Period of Performance: 07/01/2008 - 06/30/2010


Phase 2 SBIR

Recipient Firm

Principal Investigator


DESCRIPTION (provided by applicant): Cancer Clustering for Residential Histories Abstract: This project will develop a new, comprehensive approach for evaluating clustering in case-control data that accounts for residential histories, risk factors, covariates and cancer induction and latency periods. To date, two of the major deficiencies of geographic studies of cancer are that they lack an appropriate methodology for investigating clusters over the life course and risk factors/covariates are not included in the analysis. These limitations are overcome by this project. Local, global and focused tests for residential histories will be developed based on sets of matrices of nearest neighbor relationships that reflect the changing space-time geometry of the residential addresses of cases and controls. Exposure traces that account for the latency between exposure and disease manifestation, and that use exposure windows of varying duration will be defined. Several of the methods so derived will be applied to evaluate clustering of residential histories in an ongoing case-control study of bladder cancer in south eastern Michigan, and to identify local excesses of breast cancer in Marin County, California. Because humans are mobile, these new methods are a significant advance over approaches that ignore residential histories and instead rely only on place of residence at time of diagnosis or death.
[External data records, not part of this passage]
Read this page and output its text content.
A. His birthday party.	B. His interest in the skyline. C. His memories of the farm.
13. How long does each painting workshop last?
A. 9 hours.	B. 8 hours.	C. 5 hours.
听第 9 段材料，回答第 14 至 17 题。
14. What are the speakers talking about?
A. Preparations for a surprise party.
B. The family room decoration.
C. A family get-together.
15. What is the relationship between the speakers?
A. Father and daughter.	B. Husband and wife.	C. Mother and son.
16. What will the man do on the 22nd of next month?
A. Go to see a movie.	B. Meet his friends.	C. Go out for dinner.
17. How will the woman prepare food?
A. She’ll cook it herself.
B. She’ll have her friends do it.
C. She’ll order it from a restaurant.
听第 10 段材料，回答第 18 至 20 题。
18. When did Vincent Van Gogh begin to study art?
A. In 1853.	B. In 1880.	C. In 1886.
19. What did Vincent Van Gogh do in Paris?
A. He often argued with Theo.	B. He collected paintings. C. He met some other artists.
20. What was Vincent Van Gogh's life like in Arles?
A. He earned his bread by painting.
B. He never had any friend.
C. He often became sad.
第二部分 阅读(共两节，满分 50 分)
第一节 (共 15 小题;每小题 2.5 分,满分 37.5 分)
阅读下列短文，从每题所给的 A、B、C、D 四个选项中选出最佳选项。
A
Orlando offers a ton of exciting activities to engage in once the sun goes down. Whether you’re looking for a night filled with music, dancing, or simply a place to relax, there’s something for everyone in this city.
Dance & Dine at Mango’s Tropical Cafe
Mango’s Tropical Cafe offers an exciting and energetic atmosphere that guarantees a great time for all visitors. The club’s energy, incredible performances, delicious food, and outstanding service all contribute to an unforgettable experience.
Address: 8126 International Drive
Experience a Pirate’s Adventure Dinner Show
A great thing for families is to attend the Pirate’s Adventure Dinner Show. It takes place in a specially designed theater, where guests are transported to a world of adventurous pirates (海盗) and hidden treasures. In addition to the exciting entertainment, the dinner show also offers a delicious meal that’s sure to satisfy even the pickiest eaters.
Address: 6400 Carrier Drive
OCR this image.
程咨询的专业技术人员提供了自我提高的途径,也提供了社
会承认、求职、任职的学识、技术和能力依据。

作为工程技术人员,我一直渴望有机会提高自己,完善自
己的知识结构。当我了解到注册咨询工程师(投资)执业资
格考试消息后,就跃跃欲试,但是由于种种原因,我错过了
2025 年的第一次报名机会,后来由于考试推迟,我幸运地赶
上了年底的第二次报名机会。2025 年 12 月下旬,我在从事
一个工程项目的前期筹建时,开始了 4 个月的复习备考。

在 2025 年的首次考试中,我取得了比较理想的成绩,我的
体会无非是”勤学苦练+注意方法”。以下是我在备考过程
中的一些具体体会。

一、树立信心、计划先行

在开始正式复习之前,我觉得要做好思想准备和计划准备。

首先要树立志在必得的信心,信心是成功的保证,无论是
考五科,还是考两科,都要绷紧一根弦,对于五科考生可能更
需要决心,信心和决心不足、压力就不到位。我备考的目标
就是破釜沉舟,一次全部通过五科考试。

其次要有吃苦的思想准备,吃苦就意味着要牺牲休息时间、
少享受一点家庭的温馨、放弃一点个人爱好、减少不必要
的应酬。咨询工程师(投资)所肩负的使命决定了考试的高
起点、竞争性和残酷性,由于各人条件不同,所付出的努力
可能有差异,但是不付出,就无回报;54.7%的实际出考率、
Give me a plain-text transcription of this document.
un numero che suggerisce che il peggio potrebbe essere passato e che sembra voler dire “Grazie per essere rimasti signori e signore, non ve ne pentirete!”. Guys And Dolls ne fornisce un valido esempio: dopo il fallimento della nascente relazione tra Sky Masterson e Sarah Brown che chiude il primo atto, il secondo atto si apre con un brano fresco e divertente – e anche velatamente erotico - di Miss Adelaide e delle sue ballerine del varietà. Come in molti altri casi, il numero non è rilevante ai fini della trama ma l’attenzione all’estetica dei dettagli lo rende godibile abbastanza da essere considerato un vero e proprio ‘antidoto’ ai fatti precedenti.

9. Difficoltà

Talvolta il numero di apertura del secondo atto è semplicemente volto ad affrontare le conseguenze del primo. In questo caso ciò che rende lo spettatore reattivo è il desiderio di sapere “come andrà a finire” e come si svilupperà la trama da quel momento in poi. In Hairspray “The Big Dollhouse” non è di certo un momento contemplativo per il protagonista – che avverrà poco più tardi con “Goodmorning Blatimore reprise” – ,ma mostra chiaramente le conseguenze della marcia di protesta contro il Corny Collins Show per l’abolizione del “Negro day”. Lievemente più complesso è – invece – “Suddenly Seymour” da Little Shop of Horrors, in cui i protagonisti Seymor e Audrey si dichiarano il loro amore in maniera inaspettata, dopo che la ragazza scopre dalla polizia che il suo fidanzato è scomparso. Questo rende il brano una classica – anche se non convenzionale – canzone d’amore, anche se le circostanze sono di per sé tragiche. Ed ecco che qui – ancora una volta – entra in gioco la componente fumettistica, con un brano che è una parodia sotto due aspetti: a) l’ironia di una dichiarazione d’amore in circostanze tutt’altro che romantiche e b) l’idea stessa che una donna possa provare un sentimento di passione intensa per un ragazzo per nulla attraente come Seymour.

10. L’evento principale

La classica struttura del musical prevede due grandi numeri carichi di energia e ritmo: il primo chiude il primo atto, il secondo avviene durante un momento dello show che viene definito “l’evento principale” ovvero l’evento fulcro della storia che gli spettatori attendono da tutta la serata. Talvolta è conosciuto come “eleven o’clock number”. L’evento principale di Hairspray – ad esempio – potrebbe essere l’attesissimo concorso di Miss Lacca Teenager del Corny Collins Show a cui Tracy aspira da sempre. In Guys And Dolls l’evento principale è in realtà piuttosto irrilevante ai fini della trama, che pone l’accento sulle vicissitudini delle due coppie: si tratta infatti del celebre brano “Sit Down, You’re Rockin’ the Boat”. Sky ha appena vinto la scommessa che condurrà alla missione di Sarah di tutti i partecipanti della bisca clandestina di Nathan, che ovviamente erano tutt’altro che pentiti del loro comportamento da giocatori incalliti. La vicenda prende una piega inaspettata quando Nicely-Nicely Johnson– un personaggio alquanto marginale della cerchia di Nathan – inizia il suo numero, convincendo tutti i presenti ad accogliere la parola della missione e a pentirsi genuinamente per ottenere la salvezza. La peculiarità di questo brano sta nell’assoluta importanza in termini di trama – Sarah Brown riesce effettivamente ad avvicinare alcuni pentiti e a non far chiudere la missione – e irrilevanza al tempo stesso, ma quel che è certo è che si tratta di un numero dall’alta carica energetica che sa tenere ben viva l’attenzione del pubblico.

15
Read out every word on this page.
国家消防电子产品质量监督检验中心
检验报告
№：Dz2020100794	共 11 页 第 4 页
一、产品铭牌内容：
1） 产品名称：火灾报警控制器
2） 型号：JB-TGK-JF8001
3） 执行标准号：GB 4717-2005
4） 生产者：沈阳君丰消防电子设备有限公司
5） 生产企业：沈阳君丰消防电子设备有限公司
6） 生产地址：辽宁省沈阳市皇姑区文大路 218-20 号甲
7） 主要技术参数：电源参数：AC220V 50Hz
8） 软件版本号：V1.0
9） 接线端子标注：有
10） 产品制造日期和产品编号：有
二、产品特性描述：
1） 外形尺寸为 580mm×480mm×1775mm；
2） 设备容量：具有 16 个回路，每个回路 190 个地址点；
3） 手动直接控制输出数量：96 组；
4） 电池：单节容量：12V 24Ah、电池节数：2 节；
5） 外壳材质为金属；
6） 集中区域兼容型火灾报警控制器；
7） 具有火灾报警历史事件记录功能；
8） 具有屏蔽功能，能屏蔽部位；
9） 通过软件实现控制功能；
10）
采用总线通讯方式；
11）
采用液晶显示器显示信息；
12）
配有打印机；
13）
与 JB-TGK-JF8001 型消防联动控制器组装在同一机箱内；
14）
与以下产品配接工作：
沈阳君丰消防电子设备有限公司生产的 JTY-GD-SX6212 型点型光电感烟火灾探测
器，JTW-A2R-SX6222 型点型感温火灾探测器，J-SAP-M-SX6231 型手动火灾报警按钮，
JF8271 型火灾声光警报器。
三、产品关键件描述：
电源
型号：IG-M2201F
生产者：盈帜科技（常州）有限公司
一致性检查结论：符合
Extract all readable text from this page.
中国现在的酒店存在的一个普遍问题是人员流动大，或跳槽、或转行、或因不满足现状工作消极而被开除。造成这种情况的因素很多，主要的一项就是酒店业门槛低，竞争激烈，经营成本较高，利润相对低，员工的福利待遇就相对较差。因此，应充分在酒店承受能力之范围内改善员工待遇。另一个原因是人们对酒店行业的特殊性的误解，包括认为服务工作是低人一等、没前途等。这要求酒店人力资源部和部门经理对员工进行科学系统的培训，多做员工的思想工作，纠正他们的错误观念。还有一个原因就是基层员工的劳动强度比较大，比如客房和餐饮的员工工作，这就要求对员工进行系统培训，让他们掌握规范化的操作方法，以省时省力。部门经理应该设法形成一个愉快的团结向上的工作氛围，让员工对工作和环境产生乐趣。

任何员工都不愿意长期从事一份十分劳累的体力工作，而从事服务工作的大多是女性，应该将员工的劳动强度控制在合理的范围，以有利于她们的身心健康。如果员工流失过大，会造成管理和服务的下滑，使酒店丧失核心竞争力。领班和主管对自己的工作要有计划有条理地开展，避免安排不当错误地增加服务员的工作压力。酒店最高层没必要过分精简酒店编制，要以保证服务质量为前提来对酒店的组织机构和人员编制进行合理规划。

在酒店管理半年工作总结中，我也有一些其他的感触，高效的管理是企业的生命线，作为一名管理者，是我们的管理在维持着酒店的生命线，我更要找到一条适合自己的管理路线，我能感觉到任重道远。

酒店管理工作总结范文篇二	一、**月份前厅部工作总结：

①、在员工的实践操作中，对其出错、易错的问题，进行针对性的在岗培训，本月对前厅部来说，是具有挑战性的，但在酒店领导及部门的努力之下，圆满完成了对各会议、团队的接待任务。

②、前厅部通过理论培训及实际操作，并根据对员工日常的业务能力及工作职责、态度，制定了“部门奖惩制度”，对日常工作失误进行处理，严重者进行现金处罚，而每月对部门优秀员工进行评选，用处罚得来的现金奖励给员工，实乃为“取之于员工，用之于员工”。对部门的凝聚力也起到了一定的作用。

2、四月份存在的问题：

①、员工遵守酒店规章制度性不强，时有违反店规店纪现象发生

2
The major innovation is the creation of methods for analyzing and modeling the residential histories of cases and controls to identify geographic excesses of cancer risk, both in the study population itself as well as in relation to putative hazards such as point-source releases of carcinogens. Cancer Clustering for Residential Histories Relevance: The techniques and software to be developed in this project will provide a more concise and accurate description of clustering of cancer cases that accounts for risk factors, covariates, residential history, cancer latency, time of diagnosis, and the exposure windows during which causative exposures are hypothesized to have occurred. To our knowledge the techniques and software from this project will be the first to address all of these factors within a single, comprehensive framework.